In fact, several countries hold cybersecurity awareness month and related events and conferences to spread awareness about the topic. Even still, cybercrime-related global risks are now number one on the global risk barometer, so you can pretty well understand just how key it is.

With so much cybercrime abound, and so many opportunities for human error, and now that we depend so much on the internet for our most sensitive and crucial requirements, cybersecurity is more important than ever and is slowly becoming a household name, even taught in schools.

How to Integrate Cybersecurity Into Web Design?

Well, what about web design? Let’s put it this way: a website cannot function without its design elements nor will a website attract any attention if it is not smooth and beautiful.

Secondly, the approach to a website’s design has to have cybersecurity instated from the ground up. The same goes for privacy, as these two sometimes go hand in hand. As paranoid as it may sound, the threat scenarios and risks are just too great to not have a cybersecurity approach and plan when developing and designing a website.

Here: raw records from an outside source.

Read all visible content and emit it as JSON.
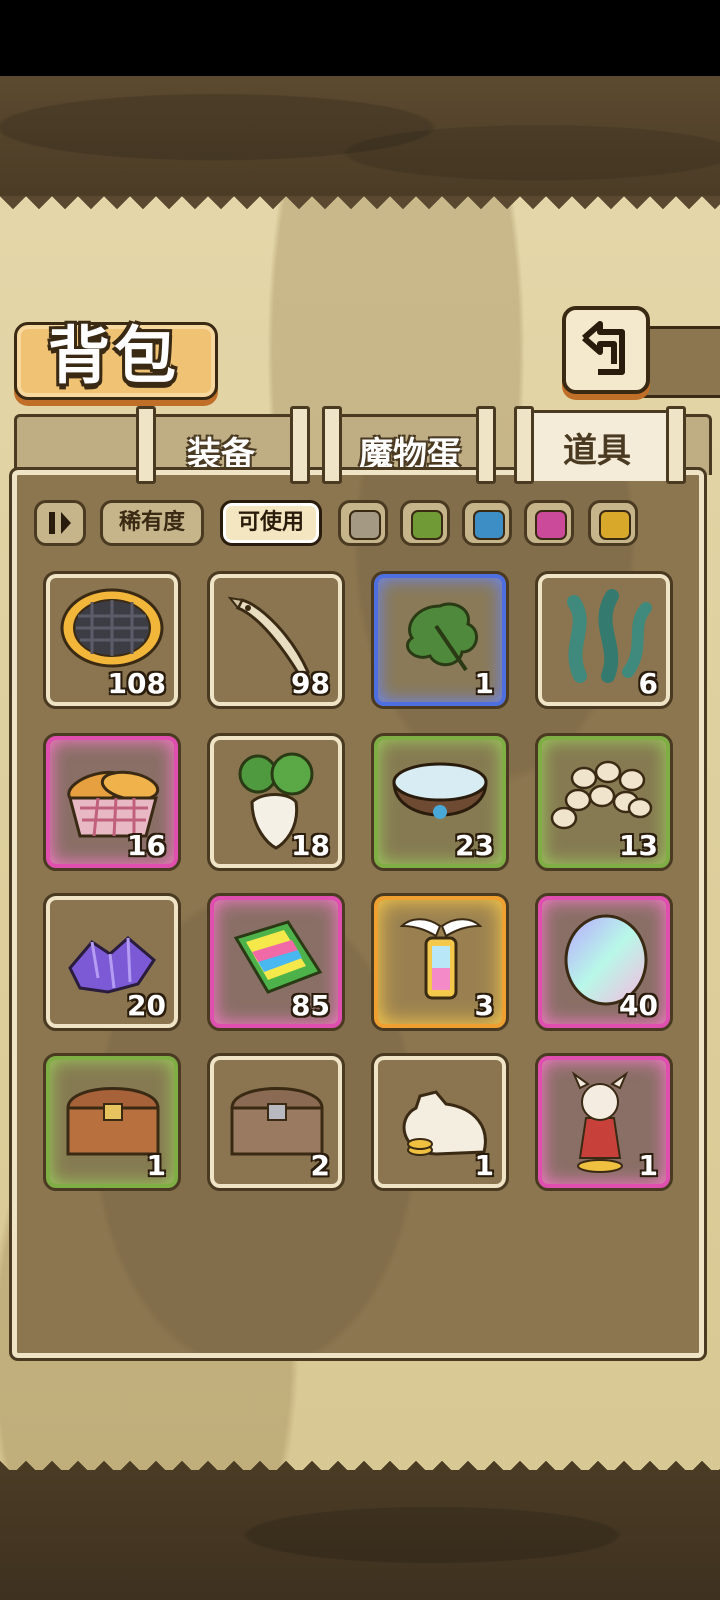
{
  "header": {
    "title": "背包"
  },
  "tabs": [
    {
      "label": "装备",
      "active": false
    },
    {
      "label": "魔物蛋",
      "active": false
    },
    {
      "label": "道具",
      "active": true
    }
  ],
  "filters": {
    "rarity_label": "稀有度",
    "usable_label": "可使用",
    "color_swatches": [
      "#a49a84",
      "#6f9a36",
      "#3e8ec6",
      "#cc4a9a",
      "#d7a82a"
    ]
  },
  "items": [
    {
      "name": "waffle-ring",
      "count": "108",
      "rarity": "common"
    },
    {
      "name": "dried-fish",
      "count": "98",
      "rarity": "common"
    },
    {
      "name": "herb-leaf",
      "count": "1",
      "rarity": "blue"
    },
    {
      "name": "seaweed",
      "count": "6",
      "rarity": "common"
    },
    {
      "name": "bread-basket",
      "count": "16",
      "rarity": "pink"
    },
    {
      "name": "radish",
      "count": "18",
      "rarity": "common"
    },
    {
      "name": "water-bowl",
      "count": "23",
      "rarity": "green"
    },
    {
      "name": "pebbles",
      "count": "13",
      "rarity": "green"
    },
    {
      "name": "purple-crystals",
      "count": "20",
      "rarity": "common"
    },
    {
      "name": "rainbow-book",
      "count": "85",
      "rarity": "pink"
    },
    {
      "name": "winged-lantern",
      "count": "3",
      "rarity": "orange"
    },
    {
      "name": "rainbow-egg",
      "count": "40",
      "rarity": "pink"
    },
    {
      "name": "wooden-chest",
      "count": "1",
      "rarity": "green"
    },
    {
      "name": "iron-chest",
      "count": "2",
      "rarity": "common"
    },
    {
      "name": "coin-sack",
      "count": "1",
      "rarity": "common"
    },
    {
      "name": "character-figure",
      "count": "1",
      "rarity": "pink"
    }
  ]
}
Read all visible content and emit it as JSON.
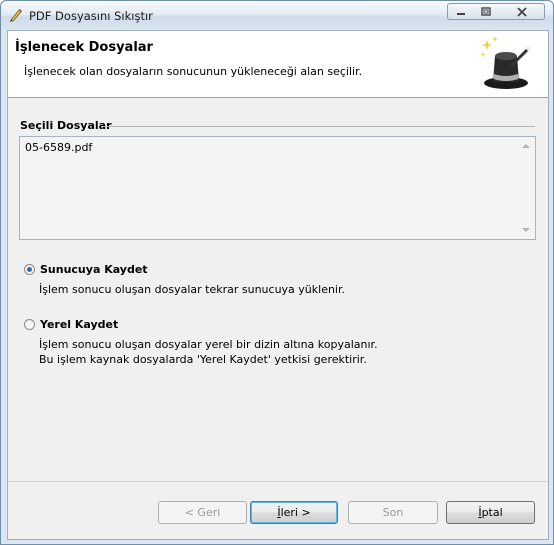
{
  "window": {
    "title": "PDF Dosyasını Sıkıştır"
  },
  "header": {
    "title": "İşlenecek Dosyalar",
    "subtitle": "İşlenecek olan dosyaların sonucunun yükleneceği alan seçilir."
  },
  "files_group": {
    "label": "Seçili Dosyalar",
    "items": [
      "05-6589.pdf"
    ]
  },
  "options": [
    {
      "label": "Sunucuya Kaydet",
      "checked": true,
      "description": [
        "İşlem sonucu oluşan dosyalar tekrar sunucuya yüklenir."
      ]
    },
    {
      "label": "Yerel Kaydet",
      "checked": false,
      "description": [
        "İşlem sonucu oluşan dosyalar yerel bir dizin altına kopyalanır.",
        "Bu işlem kaynak dosyalarda 'Yerel Kaydet' yetkisi gerektirir."
      ]
    }
  ],
  "buttons": {
    "back": "< Geri",
    "next_underlined": "İ",
    "next_rest": "leri >",
    "finish": "Son",
    "cancel_underlined": "İ",
    "cancel_rest": "ptal"
  }
}
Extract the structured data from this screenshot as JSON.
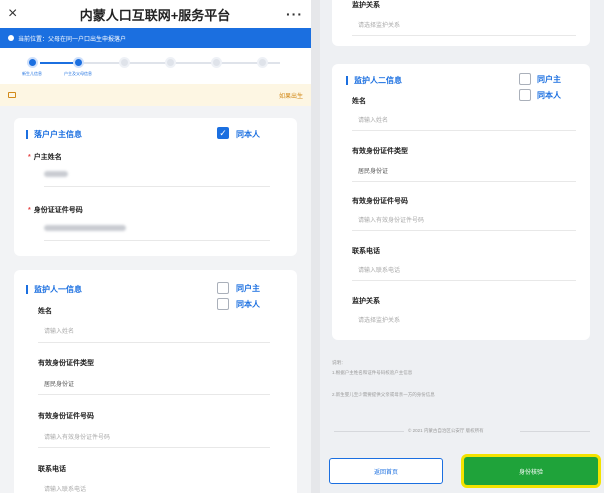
{
  "header": {
    "title": "内蒙人口互联网+服务平台",
    "close_icon": "×",
    "more_icon": "···"
  },
  "location": {
    "text": "当前位置：父母在同一户口出生申报落户"
  },
  "steps": [
    {
      "label": "新生儿信息"
    },
    {
      "label": "户主及父母信息"
    },
    {
      "label": ""
    },
    {
      "label": ""
    },
    {
      "label": ""
    },
    {
      "label": ""
    }
  ],
  "notice": {
    "right": "如果出生"
  },
  "householder": {
    "title": "落户户主信息",
    "same_label": "同本人",
    "name_label": "户主姓名",
    "id_label": "身份证证件号码"
  },
  "guardian1": {
    "title": "监护人一信息",
    "opt_householder": "同户主",
    "opt_self": "同本人",
    "name_label": "姓名",
    "name_ph": "请输入姓名",
    "idtype_label": "有效身份证件类型",
    "idtype_value": "居民身份证",
    "idno_label": "有效身份证件号码",
    "idno_ph": "请输入有效身份证件号码",
    "phone_label": "联系电话",
    "phone_ph": "请输入联系电话"
  },
  "right_top": {
    "relation_label": "监护关系",
    "relation_ph": "请选择监护关系"
  },
  "guardian2": {
    "title": "监护人二信息",
    "opt_householder": "同户主",
    "opt_self": "同本人",
    "name_label": "姓名",
    "name_ph": "请输入姓名",
    "idtype_label": "有效身份证件类型",
    "idtype_value": "居民身份证",
    "idno_label": "有效身份证件号码",
    "idno_ph": "请输入有效身份证件号码",
    "phone_label": "联系电话",
    "phone_ph": "请输入联系电话",
    "relation_label": "监护关系",
    "relation_ph": "请选择监护关系"
  },
  "notes": {
    "title": "说明：",
    "l1": "1.根据户主姓名和证件号码校验户主信息",
    "l2": "2.新生婴儿至少需要提供父亲或母亲一方的身份信息"
  },
  "footer": {
    "copyright": "© 2021 内蒙古自治区公安厅 版权所有",
    "back_btn": "返回首页",
    "verify_btn": "身份核验"
  },
  "colors": {
    "primary": "#1b6fe0",
    "verify": "#1fa33a",
    "highlight": "#f3e300"
  }
}
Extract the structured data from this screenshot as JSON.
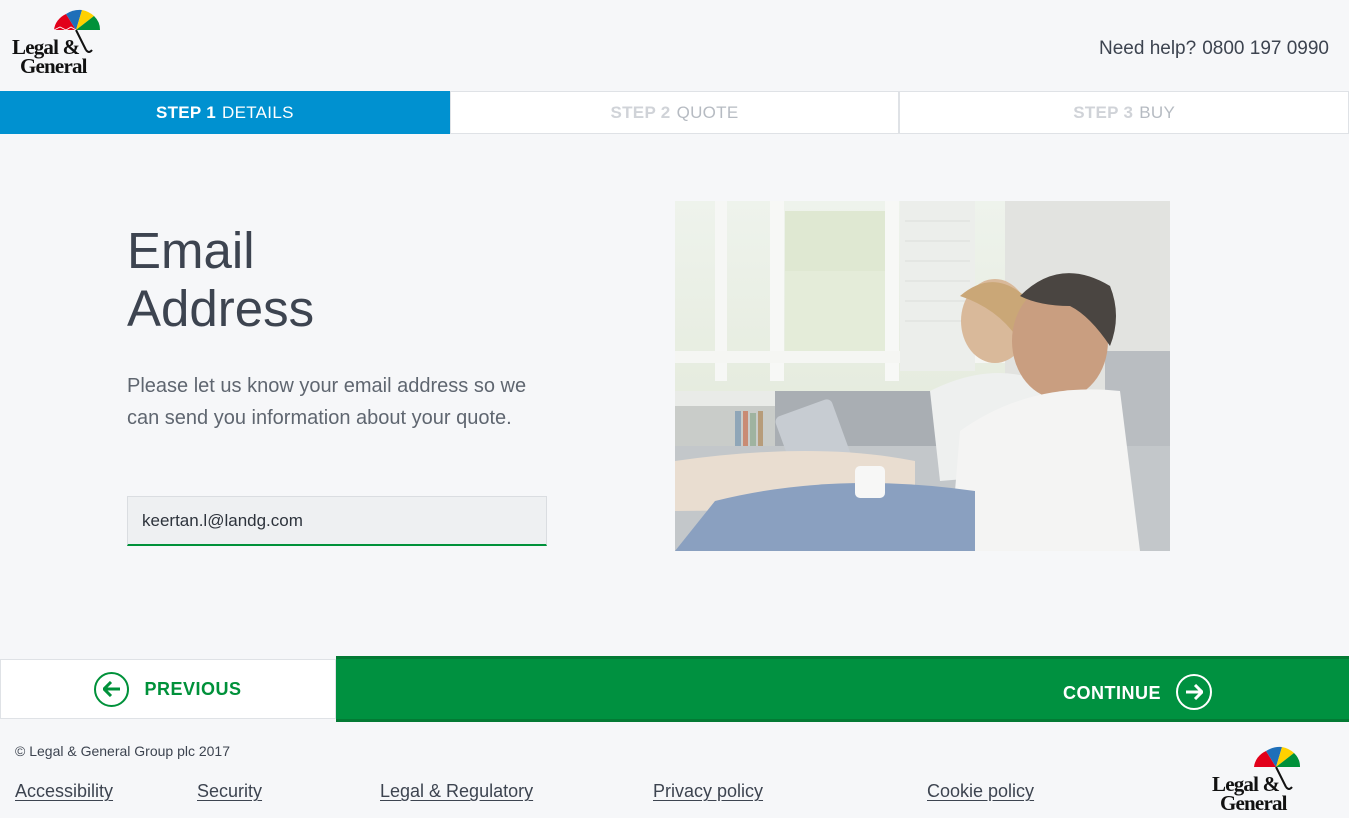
{
  "header": {
    "logo": {
      "line1": "Legal &",
      "line2": "General"
    },
    "help_label": "Need help?",
    "phone": "0800 197 0990"
  },
  "steps": [
    {
      "num": "STEP 1",
      "label": "DETAILS",
      "active": true
    },
    {
      "num": "STEP 2",
      "label": "QUOTE",
      "active": false
    },
    {
      "num": "STEP 3",
      "label": "BUY",
      "active": false
    }
  ],
  "main": {
    "title_line1": "Email",
    "title_line2": "Address",
    "description": "Please let us know your email address so we can send you information about your quote.",
    "email_value": "keertan.l@landg.com"
  },
  "nav": {
    "previous_label": "PREVIOUS",
    "continue_label": "CONTINUE"
  },
  "footer": {
    "copyright": "© Legal & General Group plc 2017",
    "links": [
      "Accessibility",
      "Security",
      "Legal & Regulatory",
      "Privacy policy",
      "Cookie policy"
    ]
  },
  "colors": {
    "step_active": "#0091d0",
    "primary_green": "#009140",
    "text": "#3d4450"
  },
  "icons": {
    "logo": "umbrella-icon",
    "previous": "arrow-left-circle-icon",
    "continue": "arrow-right-circle-icon"
  }
}
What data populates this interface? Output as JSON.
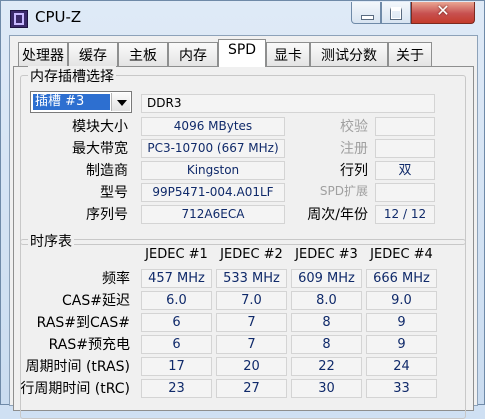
{
  "window": {
    "title": "CPU-Z",
    "close_glyph": "✕"
  },
  "tabs": [
    "处理器",
    "缓存",
    "主板",
    "内存",
    "SPD",
    "显卡",
    "测试分数",
    "关于"
  ],
  "active_tab": "SPD",
  "slot_group": {
    "title": "内存插槽选择",
    "slot": "插槽 #3",
    "memory_type": "DDR3",
    "left_labels": {
      "module_size": "模块大小",
      "max_bandwidth": "最大带宽",
      "manufacturer": "制造商",
      "part_number": "型号",
      "serial_number": "序列号"
    },
    "left_values": {
      "module_size": "4096 MBytes",
      "max_bandwidth": "PC3-10700 (667 MHz)",
      "manufacturer": "Kingston",
      "part_number": "99P5471-004.A01LF",
      "serial_number": "712A6ECA"
    },
    "right_labels": {
      "correction": "校验",
      "registered": "注册",
      "ranks": "行列",
      "spd_ext": "SPD扩展",
      "week_year": "周次/年份"
    },
    "right_values": {
      "correction": "",
      "registered": "",
      "ranks": "双",
      "spd_ext": "",
      "week_year": "12 / 12"
    }
  },
  "timing_group": {
    "title": "时序表",
    "columns": [
      "JEDEC #1",
      "JEDEC #2",
      "JEDEC #3",
      "JEDEC #4"
    ],
    "rows": [
      {
        "label": "频率",
        "values": [
          "457 MHz",
          "533 MHz",
          "609 MHz",
          "666 MHz"
        ]
      },
      {
        "label": "CAS#延迟",
        "values": [
          "6.0",
          "7.0",
          "8.0",
          "9.0"
        ]
      },
      {
        "label": "RAS#到CAS#",
        "values": [
          "6",
          "7",
          "8",
          "9"
        ]
      },
      {
        "label": "RAS#预充电",
        "values": [
          "6",
          "7",
          "8",
          "9"
        ]
      },
      {
        "label": "周期时间 (tRAS)",
        "values": [
          "17",
          "20",
          "22",
          "24"
        ]
      },
      {
        "label": "行周期时间 (tRC)",
        "values": [
          "23",
          "27",
          "30",
          "33"
        ]
      }
    ]
  },
  "colors": {
    "title_bar": "#dfeaf7",
    "close_button": "#c75050",
    "selection": "#2d6fd0",
    "value_text": "#102a6a"
  }
}
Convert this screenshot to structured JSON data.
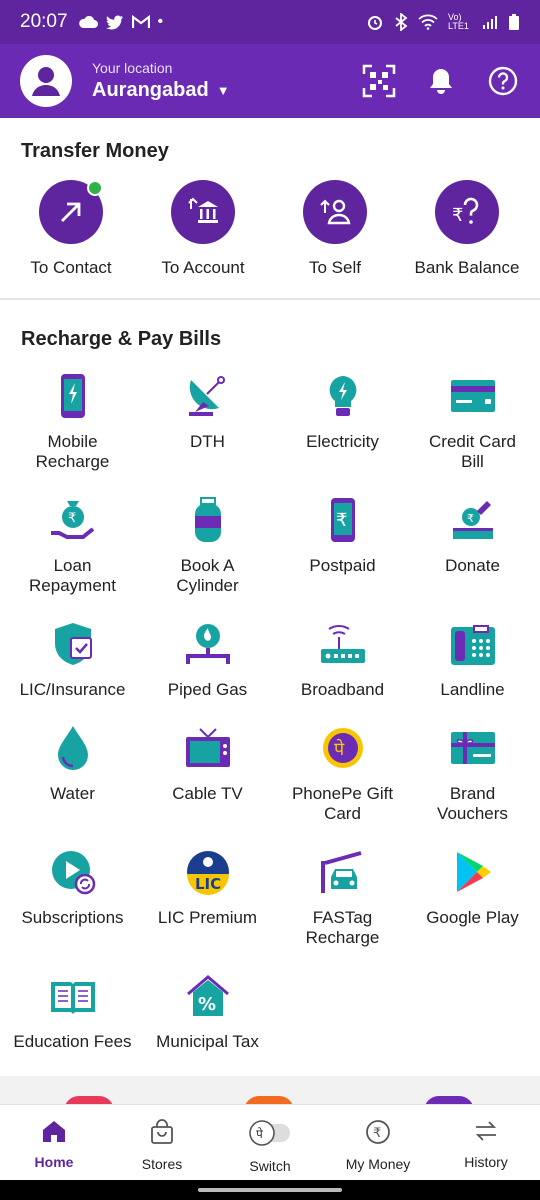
{
  "status": {
    "time": "20:07",
    "network": "Vo) LTE1"
  },
  "header": {
    "location_label": "Your location",
    "city": "Aurangabad"
  },
  "transfer": {
    "title": "Transfer Money",
    "items": [
      {
        "label": "To Contact",
        "icon": "arrow-up-right-icon"
      },
      {
        "label": "To Account",
        "icon": "bank-icon"
      },
      {
        "label": "To Self",
        "icon": "self-transfer-icon"
      },
      {
        "label": "Bank Balance",
        "icon": "rupee-question-icon"
      }
    ]
  },
  "recharge": {
    "title": "Recharge & Pay Bills",
    "items": [
      {
        "label": "Mobile Recharge",
        "icon": "mobile-icon"
      },
      {
        "label": "DTH",
        "icon": "satellite-dish-icon"
      },
      {
        "label": "Electricity",
        "icon": "bulb-icon"
      },
      {
        "label": "Credit Card Bill",
        "icon": "credit-card-icon"
      },
      {
        "label": "Loan Repayment",
        "icon": "loan-icon"
      },
      {
        "label": "Book A Cylinder",
        "icon": "cylinder-icon"
      },
      {
        "label": "Postpaid",
        "icon": "postpaid-icon"
      },
      {
        "label": "Donate",
        "icon": "donate-icon"
      },
      {
        "label": "LIC/Insurance",
        "icon": "shield-icon"
      },
      {
        "label": "Piped Gas",
        "icon": "piped-gas-icon"
      },
      {
        "label": "Broadband",
        "icon": "router-icon"
      },
      {
        "label": "Landline",
        "icon": "landline-icon"
      },
      {
        "label": "Water",
        "icon": "water-drop-icon"
      },
      {
        "label": "Cable TV",
        "icon": "tv-icon"
      },
      {
        "label": "PhonePe Gift Card",
        "icon": "gift-card-icon"
      },
      {
        "label": "Brand Vouchers",
        "icon": "voucher-icon"
      },
      {
        "label": "Subscriptions",
        "icon": "play-refresh-icon"
      },
      {
        "label": "LIC Premium",
        "icon": "lic-icon"
      },
      {
        "label": "FASTag Recharge",
        "icon": "fastag-car-icon"
      },
      {
        "label": "Google Play",
        "icon": "google-play-icon"
      },
      {
        "label": "Education Fees",
        "icon": "book-icon"
      },
      {
        "label": "Municipal Tax",
        "icon": "house-percent-icon"
      }
    ]
  },
  "nav": {
    "items": [
      {
        "label": "Home",
        "icon": "home-icon"
      },
      {
        "label": "Stores",
        "icon": "bag-icon"
      },
      {
        "label": "Switch",
        "icon": "switch-toggle-icon"
      },
      {
        "label": "My Money",
        "icon": "rupee-circle-icon"
      },
      {
        "label": "History",
        "icon": "history-arrows-icon"
      }
    ]
  },
  "colors": {
    "brand": "#5f259f",
    "header": "#6a2ab4",
    "teal": "#18a3a3",
    "purple_icon": "#6b2bb5"
  }
}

Integrating cybersecurity into web design means several things;

  • Ensuring web design aligns with Privacy Policies set by either the website itself or an external organization
  • Ensuring that specific design elements of the website are not vulnerable to intrusions
  • Maintaining security over the customer database elements of the website
  • Not undermining security when the purity of the design is in question
  • Providing users with the option to select what happens with their data
  • Ensuring that design and software development teams communicate at every step of the process
  • Enlisting the help of a third-party security contractor that will audit the privacy and security of a website, as well as to conduct penetration tests
  • Updating all software components of the website’s design to the latest versions
  • Using secure coding practices
  • Understanding internet best practices
  • Understanding the risks of third-party software libraries and extensions

The problem is, a lot of websites out there do not meet these criteria and usually fall to some sort of cybersecurity incident involving either a direct cyber-attack or an access-related human error component. Just one vulnerable entry point is enough to bring an entire website down.

Cybersecurity in web design should not be taken lightly, because this can make or break a business.

One should always keep the following principles in mind when integrating cybersecurity into website design;

  • Pre-emptive action
  • Total security
  • Transparency
  • Privacy and user awareness
  • User-centric
  • Lessening data grouping
  • Concealment and awareness

This is just one model of approach. However, sticking to a security-from-the-ground-up approach mindset will solve most problems immediately. A secure website will be encrypted, HTTPS-enabled and its data will ideally be stored on an encrypted cloud as well as including a secure offline backup. Both its employees and customers will ideally use safe internet practices and the connection should be end-to-end encrypted. These are simple OPSEC (operations security) stages that utilize common sense and logic.

It is important to understand that threats will come, attacks will occur and human error will show its ugly face at some point when it comes to running a website. However, reverse-engineering the thought process i.e., training for threat scenarios ahead of time and penetration testing as well as auditing everything will yield great results. Good cybersecurity hygiene will future-proof a website and protect all important data as well as protect its customers from harm.